JUSTIÇA
Júri absolve acusada de mandar matar irmã em Maceió
Ministério Público de Alagoas anuncia recurso contra decisão
A acusada de ser a mandante do assassinato da própria irmã, Luciana Pinheiro, foi absolvida pelo júri popular na noite desta quinta-feira, 9, em Maceió. O julgamento ocorreu no Salão do Júri da 7ª Vara Criminal da Capital.
Após a decisão do conselho de sentença, o Ministério Público do Estado de Alagoas (MPAL) informou que vai recorrer da absolvição. A acusação foi conduzida pelo promotor Antônio Vilas Boas.
Este foi um novo julgamento do caso após o Tribunal de Justiça de Alagoas (TJAL) acolher recurso do MPAL e determinar que a ré fosse submetida novamente ao júri popular.
Depoimentos no julgamento
Durante a sessão desta quinta-feira, 9, duas irmãs da vítima e da acusada foram ouvidas como testemunhas.
A primeira relatou que esteve na casa de Quitéria poucas horas antes do crime e afirmou ter encontrado dois dos envolvidos no local.
“Eu também ia ser morta. Eu saí de lá no dia do crime (...) A minha irmã era tudo de bom”, declarou.
Segundo o depoimento, um dos homens presentes na residência era Klinger Lins Pinheiro Dias Gomes, filho da acusada.
Já outra irmã contou que soube do assassinato enquanto assistia televisão. Inicialmente, a informação era de que se tratava de um assalto.
Crime aconteceu em 2012
Quitéria foi assassinada na noite de domingo, 12 de agosto de 2012, dentro da casa onde morava, no bairro Gruta de Lourdes, em Maceió.
De acordo com a investigação policial, o crime foi executado por Mustafá Rodrigues do Nascimento, que teria sido contratado por Klinger, sobrinho da vítima.
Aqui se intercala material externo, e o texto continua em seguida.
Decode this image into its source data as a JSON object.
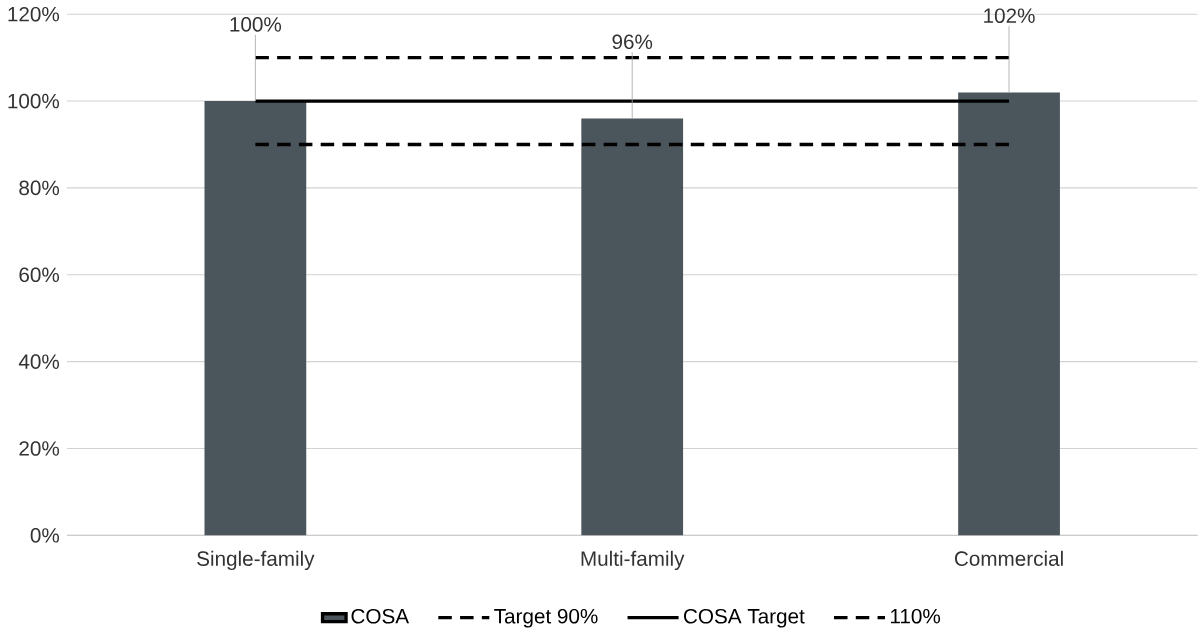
{
  "chart_data": {
    "type": "bar",
    "categories": [
      "Single-family",
      "Multi-family",
      "Commercial"
    ],
    "series": [
      {
        "name": "COSA",
        "color": "#4b555c",
        "values": [
          100,
          96,
          102
        ]
      },
      {
        "name": "Target 90%",
        "type": "line",
        "color": "#000000",
        "line_style": "dashed",
        "values": [
          90,
          90,
          90
        ]
      },
      {
        "name": "COSA Target",
        "type": "line",
        "color": "#000000",
        "line_style": "solid",
        "values": [
          100,
          100,
          100
        ]
      },
      {
        "name": "110%",
        "type": "line",
        "color": "#000000",
        "line_style": "dashed",
        "values": [
          110,
          110,
          110
        ]
      }
    ],
    "value_labels": [
      "100%",
      "96%",
      "102%"
    ],
    "ylim": [
      0,
      120
    ],
    "yticks": [
      {
        "value": 0,
        "label": "0%"
      },
      {
        "value": 20,
        "label": "20%"
      },
      {
        "value": 40,
        "label": "40%"
      },
      {
        "value": 60,
        "label": "60%"
      },
      {
        "value": 80,
        "label": "80%"
      },
      {
        "value": 100,
        "label": "100%"
      },
      {
        "value": 120,
        "label": "120%"
      }
    ],
    "grid": "y",
    "legend": "bottom",
    "marker": "none"
  }
}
Ele confessou ter pago R$ 1.500 para que o militar cometesse o homicídio.
A motivação, segundo a apuração do caso, seria uma dívida de R$ 5 mil da mãe dele com a vítima.
As investigações apontaram ainda que os suspeitos chegaram à residência em um veículo, chamaram pela vítima e efetuaram os disparos no jardim da casa.
Com a decisão do júri desta quinta-feira, 9, o Ministério Público informou que pretende recorrer da absolvição da acusada nas instâncias superiores.